Se perguntarmos a um palhaço, dirá que hoje é dia de fazer piada, dessas que nos fazem rir do absurdo do mundo. Se perguntarmos a uma cartomante, verá nas cartas que hoje é dia de ótimo astral, de sorte no amor e prejuízo no jogo do bicho, mas que não é feriado, como atesta o calendário apregoado na parede de seu consultório. Se a indagada for minha vizinha, não a Valha-me Deus, mas a mesma que me parou agorinha para perguntar se hoje é feriado, pois hoje no mesmo horário que costumo usar para sair ao trabalho, todo vestido, me apresentei de bermuda e chinelo, dirá que hoje é dia de perguntar aos passantes se hoje é feriado.
Essa minha vizinha faz bem em perguntar, pois não é todo mundo que sabe que hoje é... Meu amigo carregador de tomates mesmo, não sabe que hoje é... Ele, que acordou hoje às três da manhã para descarregar um caminhão de tomates, se for perguntado, dirá que hoje é dia de descarregar caminhão de tomates e ganhar a vida, e não perdê-la nas linhas de produção das fabricas de fake news. Para ele e a maioria dos brasileiros hoje é hoje, não é amanhã, menos ainda ontem, concorda? Hoje é? Essa é uma pergunta complexa para mim e simples para a maioria do povo de Deus, como podem alegar os eclesiásticos, conclamando o ethos papal e dizendo-lhe que hoje é dia, como os de ontem e de amanhã, dia de rezar Pai Nosso e dizimar, como aponta Tadeu, 12:13.

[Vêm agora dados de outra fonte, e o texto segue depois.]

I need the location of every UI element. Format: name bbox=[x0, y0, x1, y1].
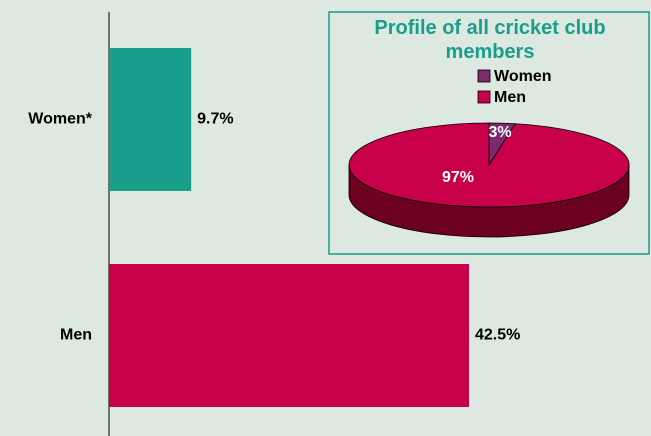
category-label: Women* bbox=[28, 111, 92, 128]
value-label: 42.5% bbox=[475, 327, 520, 344]
pie-value-label: 97% bbox=[442, 169, 474, 186]
value-label: 9.7% bbox=[197, 111, 233, 128]
legend-swatch bbox=[477, 69, 491, 83]
legend-label: Men bbox=[494, 89, 526, 106]
bar bbox=[109, 48, 192, 191]
legend-swatch bbox=[477, 90, 491, 104]
pie-title: Profile of all cricket club members bbox=[374, 17, 606, 63]
pie-value-label: 3% bbox=[488, 124, 511, 141]
category-label: Men bbox=[60, 327, 92, 344]
bar bbox=[109, 264, 469, 407]
legend-label: Women bbox=[494, 68, 551, 85]
pie-slice bbox=[348, 122, 630, 208]
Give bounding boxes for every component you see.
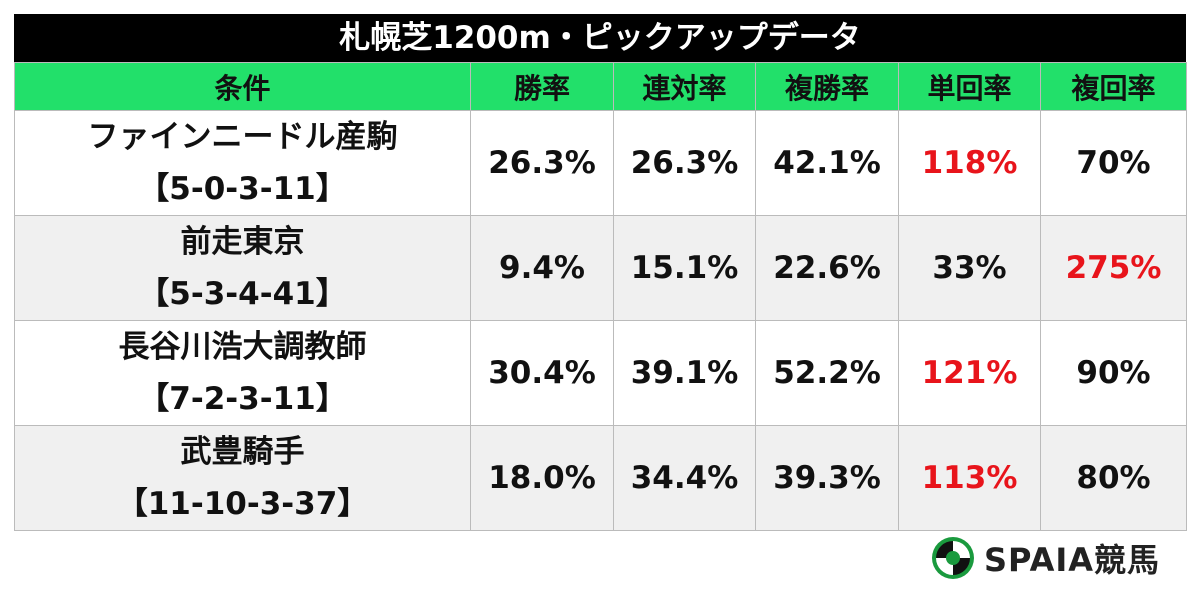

Hoje é substantivo, dirá o gramático; é amanhã, segundo o filósofo; é nunca, conforme o ateu. Discordo de todos eles, e me achego à definição de uma criança a qual um dia um taxista perguntou o que ela iria fazer na cidade, e essa criança, curtida no mato, fazedoras de boiadas, admiradoras de pássaros, disse-lhe: "Eu vou gozar!" A criança veio à cidade, cresceu, fabricou-se e vendeu-se nas esquinas do cimento armado. Hoje eu a encontrei próxima aqui de casa, levando um balde de cimento à cabeça, toda curvada, que me fez lembrar Sísifo e seu rochedo, essa criança adulta se aproximou de mim e disse: "Hoje, como deve ser todo o sempre, é dia de resistência. Zumbi vive." Zumbi vive, que nunca nos esqueçamos disso.